La prima regione del Nord come numero di infrazioni è il Veneto, dove si registra un balzo in avanti rispetto all'anno scorso, che conferma lo spostamento verso nord del baricentro di questi traffici, non solo come zona di procacciamento degli scarti industriali smaltiti illegalmente nelle regioni centrali e meridionali d’Italia ma anche come sito finale. Alla dimensione globale dell’ecomafia è dedicata un’ampia sezione del Rapporto: dall’Italia escono rifiuti verso Hong Kong, la Tunisia, il Pakistan, il Senegal, la Cina, ed entrano rifiuti dalla Croazia, dalla Serbia, dall’Albania.
«Le ecomafie gestiscono nel nostro Paese una vero e proprio sistema eco-criminale, estremamente flessibile e diversificato, al quale dobbiamo contrapporne uno legale ed eco-sostenibile - commenta Vittorio Cogliati Dezza, presidente nazionale di Legambiente -. E dobbiamo saperlo difendere con strumenti adeguati.
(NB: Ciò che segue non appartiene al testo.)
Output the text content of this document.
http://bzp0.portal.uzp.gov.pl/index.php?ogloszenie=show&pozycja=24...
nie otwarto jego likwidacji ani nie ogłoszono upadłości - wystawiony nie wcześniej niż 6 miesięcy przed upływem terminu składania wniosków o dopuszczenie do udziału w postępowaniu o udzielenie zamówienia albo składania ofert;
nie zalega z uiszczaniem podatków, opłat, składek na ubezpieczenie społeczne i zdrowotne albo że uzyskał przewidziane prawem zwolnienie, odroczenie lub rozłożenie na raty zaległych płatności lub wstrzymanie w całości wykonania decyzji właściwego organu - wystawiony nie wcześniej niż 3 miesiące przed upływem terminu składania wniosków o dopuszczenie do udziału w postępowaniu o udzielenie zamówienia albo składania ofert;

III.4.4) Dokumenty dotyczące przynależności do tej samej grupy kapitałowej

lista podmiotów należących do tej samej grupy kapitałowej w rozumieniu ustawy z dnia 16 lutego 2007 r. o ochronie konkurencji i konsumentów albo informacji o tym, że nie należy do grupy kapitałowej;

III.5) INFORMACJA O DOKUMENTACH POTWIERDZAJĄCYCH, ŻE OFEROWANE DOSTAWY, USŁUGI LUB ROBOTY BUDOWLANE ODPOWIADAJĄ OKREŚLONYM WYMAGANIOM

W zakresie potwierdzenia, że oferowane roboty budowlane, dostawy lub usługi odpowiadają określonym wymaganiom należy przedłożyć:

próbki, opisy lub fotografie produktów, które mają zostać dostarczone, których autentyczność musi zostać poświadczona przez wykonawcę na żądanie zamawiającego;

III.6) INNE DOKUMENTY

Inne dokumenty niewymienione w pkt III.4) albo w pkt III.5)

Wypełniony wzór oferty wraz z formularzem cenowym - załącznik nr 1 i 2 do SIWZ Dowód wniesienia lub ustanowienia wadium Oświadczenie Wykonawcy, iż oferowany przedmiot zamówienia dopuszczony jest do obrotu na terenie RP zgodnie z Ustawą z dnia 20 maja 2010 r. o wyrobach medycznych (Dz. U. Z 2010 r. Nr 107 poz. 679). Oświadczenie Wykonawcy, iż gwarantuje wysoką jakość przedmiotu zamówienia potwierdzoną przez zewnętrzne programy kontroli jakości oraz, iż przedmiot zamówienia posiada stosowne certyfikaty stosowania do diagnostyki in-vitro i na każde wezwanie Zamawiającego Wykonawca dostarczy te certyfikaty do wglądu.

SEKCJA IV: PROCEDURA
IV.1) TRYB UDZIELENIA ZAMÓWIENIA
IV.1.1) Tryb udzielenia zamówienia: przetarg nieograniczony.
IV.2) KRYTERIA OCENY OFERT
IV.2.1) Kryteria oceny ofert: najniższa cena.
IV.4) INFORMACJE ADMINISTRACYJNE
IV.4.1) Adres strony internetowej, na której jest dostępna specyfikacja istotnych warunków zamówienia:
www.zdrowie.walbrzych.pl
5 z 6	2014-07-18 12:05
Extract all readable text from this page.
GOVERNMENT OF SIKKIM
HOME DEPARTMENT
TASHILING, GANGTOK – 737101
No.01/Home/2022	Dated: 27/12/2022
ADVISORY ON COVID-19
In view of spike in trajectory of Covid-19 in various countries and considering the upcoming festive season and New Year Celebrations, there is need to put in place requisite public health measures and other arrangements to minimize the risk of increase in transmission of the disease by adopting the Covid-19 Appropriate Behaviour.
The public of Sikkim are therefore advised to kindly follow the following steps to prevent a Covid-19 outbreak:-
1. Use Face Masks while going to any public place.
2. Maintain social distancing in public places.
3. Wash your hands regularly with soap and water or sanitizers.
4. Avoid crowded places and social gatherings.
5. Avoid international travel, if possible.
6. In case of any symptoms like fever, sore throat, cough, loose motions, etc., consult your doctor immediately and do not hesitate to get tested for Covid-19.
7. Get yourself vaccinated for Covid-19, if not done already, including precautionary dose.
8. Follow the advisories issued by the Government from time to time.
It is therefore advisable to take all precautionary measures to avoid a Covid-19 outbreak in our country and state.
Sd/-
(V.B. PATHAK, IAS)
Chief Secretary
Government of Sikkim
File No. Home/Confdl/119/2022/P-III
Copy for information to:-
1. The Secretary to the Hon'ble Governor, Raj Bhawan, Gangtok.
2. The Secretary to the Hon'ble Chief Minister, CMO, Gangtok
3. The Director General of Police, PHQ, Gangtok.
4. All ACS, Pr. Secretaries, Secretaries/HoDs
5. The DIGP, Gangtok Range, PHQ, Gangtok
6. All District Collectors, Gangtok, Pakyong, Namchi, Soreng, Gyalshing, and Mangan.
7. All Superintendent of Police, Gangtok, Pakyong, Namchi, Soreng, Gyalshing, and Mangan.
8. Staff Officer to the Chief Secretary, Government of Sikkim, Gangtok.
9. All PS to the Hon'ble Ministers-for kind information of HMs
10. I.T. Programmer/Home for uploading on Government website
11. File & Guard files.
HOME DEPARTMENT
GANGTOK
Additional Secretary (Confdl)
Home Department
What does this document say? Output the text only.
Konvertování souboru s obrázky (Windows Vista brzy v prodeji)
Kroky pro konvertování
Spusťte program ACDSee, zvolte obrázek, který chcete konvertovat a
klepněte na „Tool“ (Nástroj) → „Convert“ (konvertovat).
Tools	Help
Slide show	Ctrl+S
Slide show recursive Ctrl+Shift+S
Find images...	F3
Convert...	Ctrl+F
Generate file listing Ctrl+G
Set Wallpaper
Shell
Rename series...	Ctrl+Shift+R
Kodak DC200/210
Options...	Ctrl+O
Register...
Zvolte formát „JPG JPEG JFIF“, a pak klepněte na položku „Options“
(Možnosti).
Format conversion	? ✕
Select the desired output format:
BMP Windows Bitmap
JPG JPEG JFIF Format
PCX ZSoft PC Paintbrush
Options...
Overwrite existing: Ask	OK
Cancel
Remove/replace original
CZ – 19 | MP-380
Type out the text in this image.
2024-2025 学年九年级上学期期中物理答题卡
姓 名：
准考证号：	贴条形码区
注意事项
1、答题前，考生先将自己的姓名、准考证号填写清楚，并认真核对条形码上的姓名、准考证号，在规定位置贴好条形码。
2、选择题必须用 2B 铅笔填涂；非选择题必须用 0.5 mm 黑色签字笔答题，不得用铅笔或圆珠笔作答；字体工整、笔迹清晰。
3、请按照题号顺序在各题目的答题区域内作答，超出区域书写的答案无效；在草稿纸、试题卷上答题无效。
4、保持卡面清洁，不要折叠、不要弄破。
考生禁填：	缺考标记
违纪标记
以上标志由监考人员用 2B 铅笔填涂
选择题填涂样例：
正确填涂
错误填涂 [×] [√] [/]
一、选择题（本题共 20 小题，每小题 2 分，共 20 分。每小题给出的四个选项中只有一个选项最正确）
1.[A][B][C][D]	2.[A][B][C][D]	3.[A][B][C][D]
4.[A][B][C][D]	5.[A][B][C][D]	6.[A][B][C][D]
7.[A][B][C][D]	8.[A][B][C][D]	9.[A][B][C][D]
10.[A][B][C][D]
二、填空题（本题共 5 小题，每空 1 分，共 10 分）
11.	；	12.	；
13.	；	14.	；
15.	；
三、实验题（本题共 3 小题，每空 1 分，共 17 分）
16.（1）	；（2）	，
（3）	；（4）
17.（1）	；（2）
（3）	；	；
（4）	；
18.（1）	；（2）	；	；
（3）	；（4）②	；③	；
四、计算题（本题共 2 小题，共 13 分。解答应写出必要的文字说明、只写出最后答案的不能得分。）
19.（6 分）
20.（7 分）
Per questo, come ogni anno, rilanciamo la proposta di introdurre i delitti contro l’ambiente nel nostro Codice penale, per punire in maniera congrua chi avvelena l’aria che respiriamo, inquina l’acqua, saccheggia il territorio, minaccia la nostra salute, penalizza le imprese pulite. Esistono già proposte di legge ampiamente condivise e un quadro di riferimento comunitario sostanzialmente definito. Servono la volontà politica e il tempo per farlo, due condizioni che ci auguriamo siano soddisfatte in questa legislatura».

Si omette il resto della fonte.